李国栋有些迟疑,主要领导直接扎到矛盾最尖锐的一线,风险不言而喻。
“国栋同志,”林曦转过身,目光灼灼。
“坐在办公室里听汇报、看材料,永远闻不到车间里的机油味,听不到工人心里的苦水声!
我的父亲常对我说,‘为官一任,造福一方。心里要时刻装着老百姓,要设身处地,将心比心。’
现在,工人师傅们饭都快吃不上了,家都快散了,我们还有什么安全要考虑?
还有什么比和群众站在一起更安全?效率?不解决人心的问题,什么效率都是空谈!”
他走回座位,对列席会议的市政府秘书长张超远说:“超远秘书长,以我个人的名义,给棉纺三厂、毛纺厂的全体职工写一封公开信。
不要秘书班子代笔,我自己写。
就说大白话,掏心窝子的话。
告诉他们,市委市政府知道他们的难,正在拼尽全力想办法,也请他们给政府一点时间,相信组织不会忘记他们的贡献。

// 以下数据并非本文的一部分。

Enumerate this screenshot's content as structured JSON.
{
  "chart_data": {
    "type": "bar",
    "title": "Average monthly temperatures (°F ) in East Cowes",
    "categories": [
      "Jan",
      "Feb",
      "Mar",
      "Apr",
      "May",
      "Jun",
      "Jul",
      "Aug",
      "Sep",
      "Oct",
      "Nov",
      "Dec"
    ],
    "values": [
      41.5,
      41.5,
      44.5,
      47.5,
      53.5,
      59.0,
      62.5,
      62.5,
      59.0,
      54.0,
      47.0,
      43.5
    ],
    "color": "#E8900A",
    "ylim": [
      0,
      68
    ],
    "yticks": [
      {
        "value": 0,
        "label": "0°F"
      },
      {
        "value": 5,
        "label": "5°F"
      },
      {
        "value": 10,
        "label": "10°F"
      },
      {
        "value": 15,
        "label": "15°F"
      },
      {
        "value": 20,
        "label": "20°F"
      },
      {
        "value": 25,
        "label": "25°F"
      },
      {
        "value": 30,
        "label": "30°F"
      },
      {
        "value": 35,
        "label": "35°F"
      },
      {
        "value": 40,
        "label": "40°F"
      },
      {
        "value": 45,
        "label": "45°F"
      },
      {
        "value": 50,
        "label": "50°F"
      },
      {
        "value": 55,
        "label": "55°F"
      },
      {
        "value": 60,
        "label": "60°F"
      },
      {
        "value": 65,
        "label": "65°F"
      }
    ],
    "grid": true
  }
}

写好后,不用红头文件,就印成最普通的传单,送到每个车间、每栋家属楼,在厂区广播里反复念。
我们要主动沟通,把态度亮出来,把底交出来!”
会议在一种混合着巨大压力、又隐隐生出几分决绝的氛围中结束。
李国栋、孙为民等人匆匆离去,落实任务。
他们感受到,这位年轻的市长,不仅有清晰的思路,更有一种扑下身子、与群众共担苦难的决心和勇气。
这不是一次普通的市长办公会,而是一次战前动员。
林曦最后一个离开会议室。
他没有立刻回办公室,而是站在空荡荡的走廊窗前,久久凝视着远处那些老旧的工业区。
父亲林安“亲力亲为,团结群众”的教诲,言犹在耳。
在东海,父亲运筹的是国家战略,博弈的是国际资本。
而在京海,他首先要面对的,是改革刀刃上最具体的痛楚,是时代变迁中最个体的命运沉浮。
这是他在去掉“代”字后,面对的第一场硬仗。
也是对他能否真正践行父亲教诲、能否赢得这座老工业城市人民信任的考验。